Minggu, 29 April 2012

LIFE BEGINS AT FORTY


Pada tahun 1930-an, Walter Pitkin menulis sebuah buku best seller berjudul Life Begins at Forty. Buku tersebut mendapat sambutan positif masyarakat Amerika Serikat karena membuka cara pandang mereka tentang kehidupan. Hidup seseorang tidak berhenti pada usia 40 tapi sejatinya baru saja dimulai. Kehidupan mulai mapan, sudah punya anak, rumah ada, dan koneksi mulai terbentuk secara massive. Pendek kata, rona keberhasilan mulai membuncah ke permukaan.

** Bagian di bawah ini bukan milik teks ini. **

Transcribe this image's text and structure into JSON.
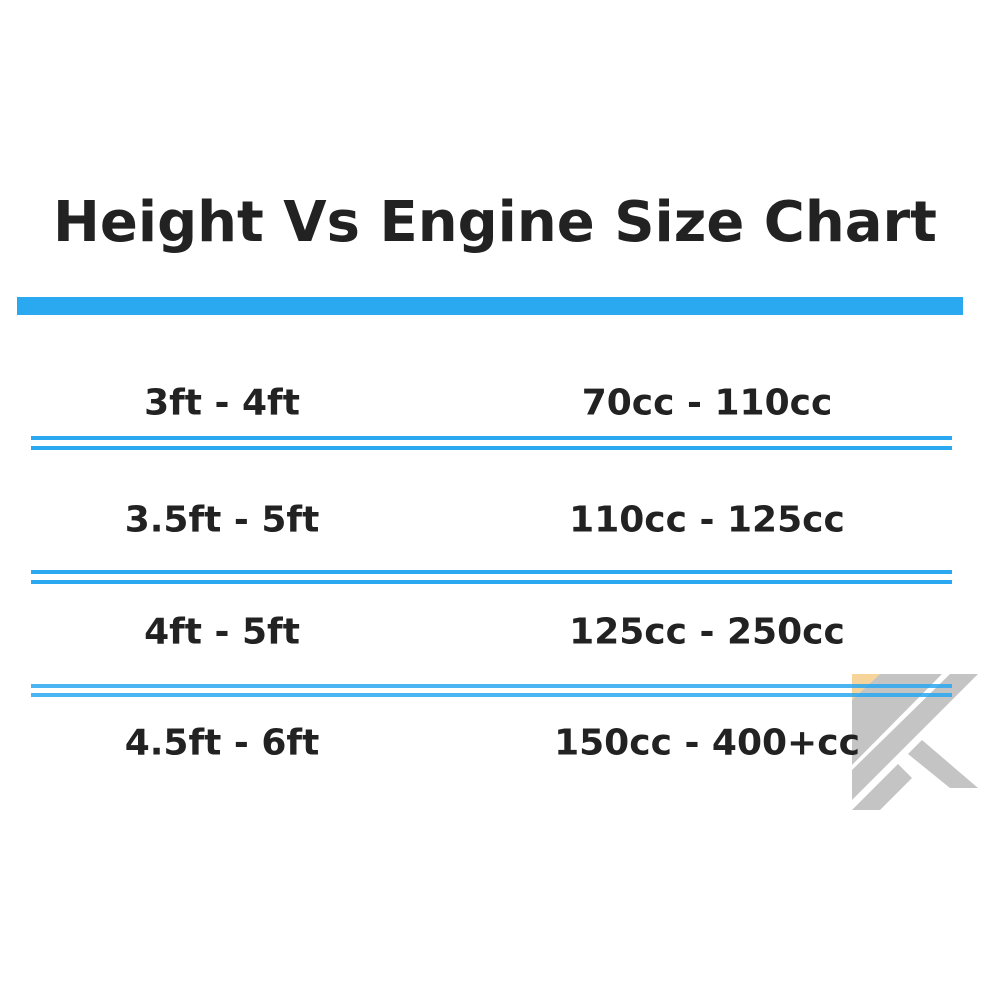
{
  "chart_data": {
    "type": "table",
    "title": "Height Vs Engine Size Chart",
    "rows": [
      [
        "3ft - 4ft",
        "70cc - 110cc"
      ],
      [
        "3.5ft - 5ft",
        "110cc - 125cc"
      ],
      [
        "4ft - 5ft",
        "125cc - 250cc"
      ],
      [
        "4.5ft - 6ft",
        "150cc - 400+cc"
      ]
    ],
    "colors": {
      "accent": "#2aa8f0",
      "text": "#222222",
      "logo": "#c4c4c4",
      "logo_accent": "#f6d49a"
    }
  },
  "logo": {
    "icon": "k-logo-watermark"
  }
}
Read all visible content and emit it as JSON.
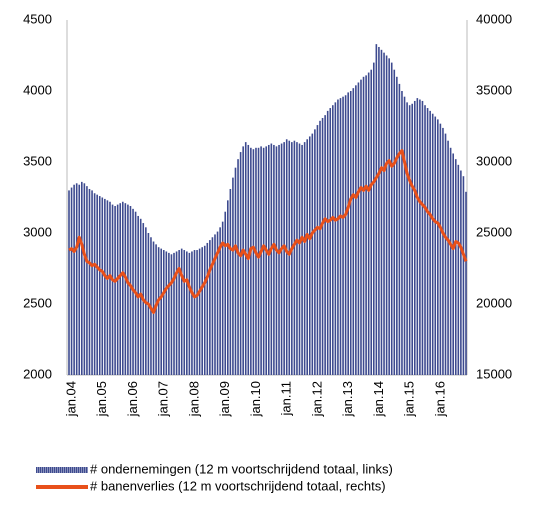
{
  "chart_data": {
    "type": "bar_line",
    "categories": [
      "jan.04",
      null,
      null,
      null,
      null,
      null,
      null,
      null,
      null,
      null,
      null,
      null,
      "jan.05",
      null,
      null,
      null,
      null,
      null,
      null,
      null,
      null,
      null,
      null,
      null,
      "jan.06",
      null,
      null,
      null,
      null,
      null,
      null,
      null,
      null,
      null,
      null,
      null,
      "jan.07",
      null,
      null,
      null,
      null,
      null,
      null,
      null,
      null,
      null,
      null,
      null,
      "jan.08",
      null,
      null,
      null,
      null,
      null,
      null,
      null,
      null,
      null,
      null,
      null,
      "jan.09",
      null,
      null,
      null,
      null,
      null,
      null,
      null,
      null,
      null,
      null,
      null,
      "jan.10",
      null,
      null,
      null,
      null,
      null,
      null,
      null,
      null,
      null,
      null,
      null,
      "jan.11",
      null,
      null,
      null,
      null,
      null,
      null,
      null,
      null,
      null,
      null,
      null,
      "jan.12",
      null,
      null,
      null,
      null,
      null,
      null,
      null,
      null,
      null,
      null,
      null,
      "jan.13",
      null,
      null,
      null,
      null,
      null,
      null,
      null,
      null,
      null,
      null,
      null,
      "jan.14",
      null,
      null,
      null,
      null,
      null,
      null,
      null,
      null,
      null,
      null,
      null,
      "jan.15",
      null,
      null,
      null,
      null,
      null,
      null,
      null,
      null,
      null,
      null,
      null,
      "jan.16",
      null,
      null,
      null,
      null,
      null,
      null,
      null,
      null,
      null,
      null,
      null
    ],
    "series": [
      {
        "name": "# ondernemingen (12 m voortschrijdend totaal, links)",
        "type": "bar",
        "color": "#3d4a8f",
        "axis": "y",
        "values": [
          3300,
          3320,
          3340,
          3350,
          3340,
          3360,
          3350,
          3330,
          3310,
          3300,
          3280,
          3270,
          3260,
          3250,
          3240,
          3230,
          3220,
          3200,
          3190,
          3200,
          3210,
          3220,
          3210,
          3200,
          3190,
          3170,
          3150,
          3120,
          3100,
          3070,
          3040,
          3000,
          2970,
          2940,
          2920,
          2900,
          2890,
          2880,
          2870,
          2860,
          2850,
          2860,
          2870,
          2880,
          2890,
          2880,
          2870,
          2860,
          2870,
          2880,
          2880,
          2890,
          2900,
          2910,
          2930,
          2950,
          2970,
          2990,
          3010,
          3040,
          3080,
          3150,
          3230,
          3310,
          3390,
          3460,
          3520,
          3570,
          3610,
          3640,
          3620,
          3600,
          3590,
          3600,
          3600,
          3610,
          3600,
          3610,
          3620,
          3630,
          3620,
          3610,
          3620,
          3630,
          3640,
          3660,
          3650,
          3640,
          3650,
          3640,
          3630,
          3620,
          3640,
          3660,
          3680,
          3700,
          3730,
          3760,
          3790,
          3810,
          3830,
          3860,
          3880,
          3900,
          3920,
          3940,
          3950,
          3960,
          3970,
          3990,
          4000,
          4020,
          4040,
          4060,
          4080,
          4100,
          4110,
          4130,
          4150,
          4200,
          4330,
          4310,
          4290,
          4270,
          4250,
          4230,
          4200,
          4150,
          4100,
          4050,
          4000,
          3960,
          3920,
          3900,
          3910,
          3930,
          3950,
          3940,
          3930,
          3900,
          3880,
          3860,
          3840,
          3820,
          3800,
          3770,
          3740,
          3700,
          3650,
          3600,
          3560,
          3520,
          3480,
          3440,
          3400,
          3290
        ]
      },
      {
        "name": "# banenverlies (12 m voortschrijdend totaal, rechts)",
        "type": "line",
        "color": "#e8501a",
        "axis": "y2",
        "values": [
          23800,
          23900,
          23700,
          24000,
          24700,
          24200,
          23500,
          23000,
          22900,
          22700,
          22800,
          22600,
          22400,
          22300,
          22000,
          21800,
          22000,
          21700,
          21600,
          21800,
          22000,
          22200,
          21900,
          21500,
          21300,
          21000,
          20800,
          20500,
          20700,
          20300,
          20100,
          20000,
          19700,
          19400,
          19900,
          20300,
          20500,
          20800,
          21100,
          21300,
          21500,
          21800,
          22200,
          22500,
          22000,
          21600,
          21700,
          21200,
          20800,
          20500,
          20600,
          20900,
          21200,
          21500,
          21900,
          22400,
          22800,
          23200,
          23600,
          24000,
          24300,
          24100,
          24200,
          23900,
          23800,
          24100,
          23600,
          23400,
          23800,
          23500,
          23200,
          23900,
          24000,
          23600,
          23300,
          23700,
          24100,
          23800,
          23500,
          23900,
          24200,
          23800,
          23600,
          23900,
          24100,
          23700,
          23500,
          23900,
          24200,
          24500,
          24300,
          24700,
          24400,
          24900,
          24600,
          25000,
          25200,
          25400,
          25300,
          25700,
          26000,
          25800,
          25900,
          26100,
          25900,
          26000,
          26200,
          26100,
          26300,
          26800,
          27400,
          27700,
          27500,
          27900,
          28200,
          28000,
          28300,
          28000,
          28400,
          28600,
          28900,
          29200,
          29600,
          29400,
          29900,
          30100,
          29700,
          29900,
          30300,
          30600,
          30800,
          30000,
          29200,
          28700,
          28300,
          28000,
          27500,
          27200,
          27000,
          26800,
          26500,
          26300,
          26000,
          25800,
          25700,
          25400,
          25000,
          24700,
          24500,
          24200,
          23900,
          24400,
          24300,
          24000,
          23500,
          23000
        ]
      }
    ],
    "ylim": [
      2000,
      4500
    ],
    "yticks": [
      2000,
      2500,
      3000,
      3500,
      4000,
      4500
    ],
    "y2lim": [
      15000,
      40000
    ],
    "y2ticks": [
      15000,
      20000,
      25000,
      30000,
      35000,
      40000
    ],
    "legend": "bottom"
  }
}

Bagi banyak orang, sang guru pun kebanyakan mulai terlihat berwibawa dan berkharisma pada usia 40 –an. Segala perkataannya mulai terasa berdentum kencang di sanubari pendengarnya bila dibandingkan dengan ceramah seorang guru muda yang baru lulus kuliah pendidikan. Meskipun esensinya nisbi, namun orang lebih suka mendengar bunga-bunga teori kalimat berwibawa dari seorang guru yang berpengalaman ketimbang pengajaran penuh inovasi dari seorang guru belia.

Guru muda sering mendapat perlakuan minor. Bukan karena kemampuannya mengajar tapi pada usia yang melekat padanya. Dahulu saya bahkan sempat dipanggil Mas Guru oleh seorang wali murid saat program tatap muka antara orang tua dan guru berlangsung. Sungguh ...! Masukan yang diberikan oleh wali murid tersebut memang mengandung kebenaran, namun saya geli juga saat beliau memanggil saya dengan sebutan seperti itu.

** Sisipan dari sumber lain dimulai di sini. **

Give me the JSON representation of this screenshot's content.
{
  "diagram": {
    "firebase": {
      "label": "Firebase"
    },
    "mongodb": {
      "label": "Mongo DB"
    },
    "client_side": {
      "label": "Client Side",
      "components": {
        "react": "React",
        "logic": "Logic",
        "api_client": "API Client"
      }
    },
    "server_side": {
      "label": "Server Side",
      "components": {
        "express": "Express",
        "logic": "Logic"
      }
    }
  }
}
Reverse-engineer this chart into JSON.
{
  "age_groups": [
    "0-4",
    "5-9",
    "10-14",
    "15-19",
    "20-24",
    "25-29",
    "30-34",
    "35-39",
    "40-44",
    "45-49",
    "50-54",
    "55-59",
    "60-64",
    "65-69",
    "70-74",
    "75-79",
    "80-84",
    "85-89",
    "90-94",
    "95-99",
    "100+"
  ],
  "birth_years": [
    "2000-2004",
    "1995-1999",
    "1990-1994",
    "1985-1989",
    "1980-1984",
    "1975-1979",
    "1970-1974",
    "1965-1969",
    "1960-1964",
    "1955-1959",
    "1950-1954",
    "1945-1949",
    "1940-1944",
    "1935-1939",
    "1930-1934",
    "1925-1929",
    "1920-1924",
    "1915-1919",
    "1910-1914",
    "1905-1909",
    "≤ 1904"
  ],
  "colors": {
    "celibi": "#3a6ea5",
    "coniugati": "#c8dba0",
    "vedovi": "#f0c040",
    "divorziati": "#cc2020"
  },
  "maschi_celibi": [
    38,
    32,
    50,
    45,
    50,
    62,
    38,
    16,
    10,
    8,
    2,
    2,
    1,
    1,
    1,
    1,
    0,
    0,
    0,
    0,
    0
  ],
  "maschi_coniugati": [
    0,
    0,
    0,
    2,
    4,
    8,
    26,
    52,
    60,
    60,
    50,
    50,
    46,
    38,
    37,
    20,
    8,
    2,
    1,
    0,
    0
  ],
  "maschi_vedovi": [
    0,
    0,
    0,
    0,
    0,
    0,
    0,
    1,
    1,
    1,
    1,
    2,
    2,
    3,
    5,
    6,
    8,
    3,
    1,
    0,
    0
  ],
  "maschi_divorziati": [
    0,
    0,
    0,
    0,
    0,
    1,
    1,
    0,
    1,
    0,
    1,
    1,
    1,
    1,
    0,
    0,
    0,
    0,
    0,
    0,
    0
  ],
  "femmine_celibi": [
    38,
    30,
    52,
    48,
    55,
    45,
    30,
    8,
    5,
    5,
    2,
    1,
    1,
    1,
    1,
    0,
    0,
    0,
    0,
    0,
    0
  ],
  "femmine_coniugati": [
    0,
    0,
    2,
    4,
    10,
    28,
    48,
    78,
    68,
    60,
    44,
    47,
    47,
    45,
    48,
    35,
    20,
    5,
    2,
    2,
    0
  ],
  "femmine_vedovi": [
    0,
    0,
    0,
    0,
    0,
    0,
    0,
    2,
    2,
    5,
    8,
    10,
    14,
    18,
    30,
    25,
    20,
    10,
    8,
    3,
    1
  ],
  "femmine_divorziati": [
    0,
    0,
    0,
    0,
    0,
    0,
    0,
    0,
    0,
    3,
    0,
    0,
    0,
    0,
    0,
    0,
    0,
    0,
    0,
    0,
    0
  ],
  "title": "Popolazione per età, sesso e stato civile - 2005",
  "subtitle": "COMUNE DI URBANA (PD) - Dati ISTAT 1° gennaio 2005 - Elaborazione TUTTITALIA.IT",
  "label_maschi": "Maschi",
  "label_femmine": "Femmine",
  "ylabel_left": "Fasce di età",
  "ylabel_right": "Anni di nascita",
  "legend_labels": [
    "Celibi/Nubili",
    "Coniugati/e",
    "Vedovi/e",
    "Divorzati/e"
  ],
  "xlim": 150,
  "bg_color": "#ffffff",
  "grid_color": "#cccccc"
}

Dua millennium yang lalu, ada seorang guru berusia 30 tahunan yang mencoba meniti karir di tengah masyarakat Yahudi. Namanya adalah Yesus. Pengajarannya  sederhana namun mendobrak kemunafikan. Perumpamaan-perumpamaan yang disampaikan sangat kreatif, inovatif, dan penuh solusi. Ia dupuja massa melebihi seorang idol dari sebuah ajang pencarian bakat, namun dicela banyak orang. Bukan karena Ia cacat moral tapi karena Ia masih berusia muda. “Siapakah Dia ini? Ngomongnya fals banget. Bukankah Ia ini anak seorang tukang kayu?” begitu pikir para pengajar Yahudi yang pro status quo pada waktu itu.

Kita hidup di tengah masyarakat yang mirip dengan masyarakat di mana Yesus pernah tinggal berdiam. Sebuah masyarakat yang masih menganggap senioritas lebih penting dari dari sebuah kretivitas. Bila hal ini tidak segera dibenahi, maka guru-guru muda akan tetap terkungkung dalam nuansa keminderan tak bertepi sambil menanti kharisma dan kewibawaan akan datang menghampiri saat usia mulai bertambah. Akahkah seperti itu? Jika hal itu benar, betapa malangnya Indonesia.

Sejatinya bangsa ini memerlukan guru-guru yang berani berkata benar. Guru-guru yang tidak tinggal diam saat contekan massal Ujian Nasional menggelora. Guru-guru yang tidak rela menukar idealisme kebenaran di bawah ketiak kepentingan sesaat.

Saya pikir bukanlah sebuah kebetulan bahwa Yesus mengambil rupa seorang muda saat berkarya di muka bumi ini. Orang muda itu sumbernya kreativitas dan energi. Jadi sangatlah mengherankan bila kita harus menunggu sampai berusia 40 tahun baru kemudian bisa mengatakan bahwa kehidupan baru saja dimulai. Kehidupan adalah saat ini.

Orang bijak pernah mengatakan bahwa masa lalu adalah sejarah dan masa depan adalah sebuah misteri, namun hari ini adalah sebuah anugrah. Bila kita sebagai guru sadar bahwa hari ini adalah anugrah yang Tuhan berikan buat kita untuk berkarya mewarnai dunia, mengapakah kita masih mengajar dengan asal-asalan?